Thousands of people from across the U.S. marched past the White House on Sunday, February 17, calling on President Barack Obama to reject the Keystone XL oil pipeline and fracking, and take other steps to fight climate change.The record attendance at the rally in Washington, D.C. highlighted the growing movement in the U.S. among ordinary citizens who sense that the point of no return for runaway climate change is fast approaching.
Coming on the heels of President Obama’s State of the Union address, in which he challenged Congress to deal with the issue of climate change, the outpouring of people at the rally was good news indeed. As the president put it, “For the sake of our children and our future, we must do more to combat climate change.”

Parts of the bottom of the Mississippi River appeared during the drought last summer.

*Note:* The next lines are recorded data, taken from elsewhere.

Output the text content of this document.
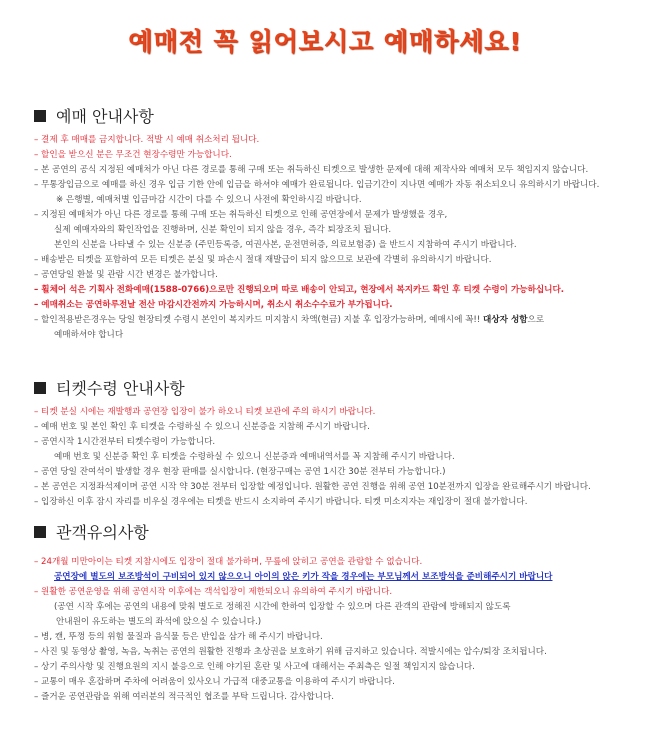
예매전 꼭 읽어보시고 예매하세요!
예매 안내사항
– 결제 후 매매를 금지합니다. 적발 시 예매 취소처리 됩니다.
– 할인을 받으신 분은 무조건 현장수령만 가능합니다.
– 본 공연의 공식 지정된 예매처가 아닌 다른 경로를 통해 구매 또는 취득하신 티켓으로 발생한 문제에 대해 제작사와 예매처 모두 책임지지 않습니다.
– 무통장입금으로 예매를 하신 경우 입금 기한 안에 입금을 하셔야 예매가 완료됩니다. 입금기간이 지나면 예매가 자동 취소되오니 유의하시기 바랍니다.
※ 은행별, 예매처별 입금마감 시간이 다를 수 있으니 사전에 확인하시길 바랍니다.
– 지정된 예매처가 아닌 다른 경로를 통해 구매 또는 취득하신 티켓으로 인해 공연장에서 문제가 발생했을 경우,
실제 예매자와의 확인작업을 진행하며, 신분 확인이 되지 않을 경우, 즉각 퇴장조치 됩니다.
본인의 신분을 나타낼 수 있는 신분증 (주민등록증, 여권사본, 운전면허증, 의료보험증) 을 반드시 지참하여 주시기 바랍니다.
– 배송받은 티켓을 포함하여 모든 티켓은 분실 및 파손시 절대 재발급이 되지 않으므로 보관에 각별히 유의하시기 바랍니다.
– 공연당일 환불 및 관람 시간 변경은 불가합니다.
– 휠체어 석은 기획사 전화예매(1588-0766)으로만 진행되오며 따로 배송이 안되고, 현장에서 복지카드 확인 후 티켓 수령이 가능하십니다.
– 예매취소는 공연하루전날 전산 마감시간전까지 가능하시며, 취소시 취소수수료가 부가됩니다.
– 할인적용받은경우는 당일 현장티켓 수령시 본인이 복지카드 미지참시 차액(현금) 지불 후 입장가능하며, 예매시에 꼭!! 대상자 성함으로
예매하셔야 합니다
티켓수령 안내사항
– 티켓 분실 시에는 재발행과 공연장 입장이 불가 하오니 티켓 보관에 주의 하시기 바랍니다.
– 예매 번호 및 본인 확인 후 티켓을 수령하실 수 있으니 신분증을 지참해 주시기 바랍니다.
– 공연시작 1시간전부터 티켓수령이 가능합니다.
예매 번호 및 신분증 확인 후 티켓을 수령하실 수 있으니 신분증과 예매내역서를 꼭 지참해 주시기 바랍니다.
– 공연 당일 잔여석이 발생할 경우 현장 판매를 실시합니다. (현장구매는 공연 1시간 30분 전부터 가능합니다.)
– 본 공연은 지정좌석제이며 공연 시작 약 30분 전부터 입장할 예정입니다. 원활한 공연 진행을 위해 공연 10분전까지 입장을 완료해주시기 바랍니다.
– 입장하신 이후 잠시 자리를 비우실 경우에는 티켓을 반드시 소지하여 주시기 바랍니다. 티켓 미소지자는 재입장이 절대 불가합니다.
관객유의사항
– 24개월 미만아이는 티켓 지참시에도 입장이 절대 불가하며, 무릎에 앉히고 공연을 관람할 수 없습니다.
공연장에 별도의 보조방석이 구비되어 있지 않으오니 아이의 앉은 키가 작을 경우에는 부모님께서 보조방석을 준비해주시기 바랍니다
– 원활한 공연운영을 위해 공연시작 이후에는 객석입장이 제한되오니 유의하여 주시기 바랍니다.
(공연 시작 후에는 공연의 내용에 맞춰 별도로 정해진 시간에 한하여 입장할 수 있으며 다른 관객의 관람에 방해되지 않도록
안내원이 유도하는 별도의 좌석에 앉으실 수 있습니다.)
– 병, 캔, 뚜껑 등의 위험 물질과 음식물 등은 반입을 삼가 해 주시기 바랍니다.
– 사진 및 동영상 촬영, 녹음, 녹취는 공연의 원활한 진행과 초상권을 보호하기 위해 금지하고 있습니다. 적발시에는 압수/퇴장 조치됩니다.
– 상기 주의사항 및 진행요원의 지시 불응으로 인해 야기된 혼란 및 사고에 대해서는 주최측은 일절 책임지지 않습니다.
– 교통이 매우 혼잡하며 주차에 어려움이 있사오니 가급적 대중교통을 이용하여 주시기 바랍니다.
– 즐거운 공연관람을 위해 여러분의 적극적인 협조를 부탁 드립니다. 감사합니다.
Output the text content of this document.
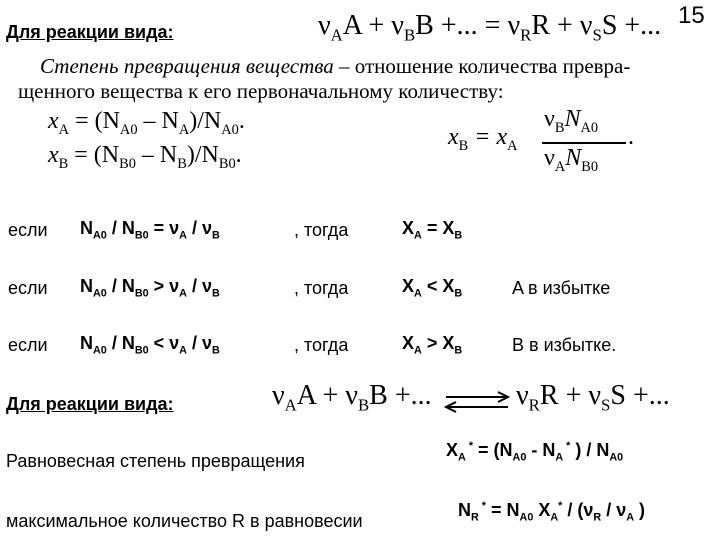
15
Для реакции вида:	$\nu_AA + \nu_BB$ +... = $\nu_RR + \nu_SS$ +...
Степень превращения вещества – отношение количества превра-
щенного вещества к его первоначальному количеству:
$x_A = (N_{A0} - N_A)/N_{A0}$.
$x_B = (N_{B0} - N_B)/N_{B0}$.
$x_B = x_A$
$\nu_BN_{A0}$
$\nu_AN_{B0}$
.
если $N_{A0} / N_{B0} = \nu_A / \nu_B$	, тогда	$X_A = X_B$
если $N_{A0} / N_{B0} > \nu_A / \nu_B$	, тогда	$X_A < X_B$	A в избытке
если $N_{A0} / N_{B0} < \nu_A / \nu_B$	, тогда	$X_A > X_B$	B в избытке.
Для реакции вида:	$\nu_AA + \nu_BB$ +...	$\nu_RR + \nu_SS$ +...
Равновесная степень превращения
$X_A$ $^* = (N_{A0} - N_A$ * ) / $N_{A0}$
максимальное количество R в равновесии
$N_R$ $^* = N_{A0}$ $X_A^* / (\nu_R / \nu_A$ )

Perhaps anticipating the demands of the thousands who would flock to Washington a few days later, President Obama struck an unusually combative tone in his annual address. If Congress refused to act, the president warned. then he would exercise his executive authority “to reduce pollution, prepare our communities for the consequences of climate change, and speed the transition to more sustainable sources of energy.”
It remains to be seen, of course, whether Obama will remain true to his word. But all signs indicate that he better do so, for our sake. Just one recent example: reports of a thin snowpack in the western mountains suggest that the High Plains, West, and Southwest are likely to experience a third summer of withering drought.
The National Oceanic and Atmospheric Administration’s (NOAA) latest three-month drought projections, which the agency released February 21, promises little relief. Forecasters predict that drought will continue in the Rocky Mountain and Plains states, expand throughout northern and southern California and return to most of Texas, which has suffered a severe drought since 2011.
According to USDA’s Natural Resources Conservation Service National Water and Climate Center, the February streamflow forecast predicts a decline in nearly every state and basin in the West. The winter snow season still has two months left, but “if the remaining season turns out dry, water supply conditions could end up in the 50 to 70 percent of average range.”
Those dry conditions and poor snowpack have also increased the risk that the Mississippi River could drop to levels later this year equal to or worse than last fall’s record dip, once again seriously disrupting barge traffic on the nation’s busiest waterway. According to Time magazine, if conditions do not improve soon, “the stoppage could last for months.”
We are fortunate, thanks to the abundance of water in the Finger Lakes region, not to have this kind of severe drought looming on the horizon. But we will not be unaffected by developments west of the Mississippi. One wonders what kind of national economic disaster it will take to finally force Congress to act on climate change, but perhaps the shutdown of a river that sees $180 billion of goods travel along it each year will do the trick.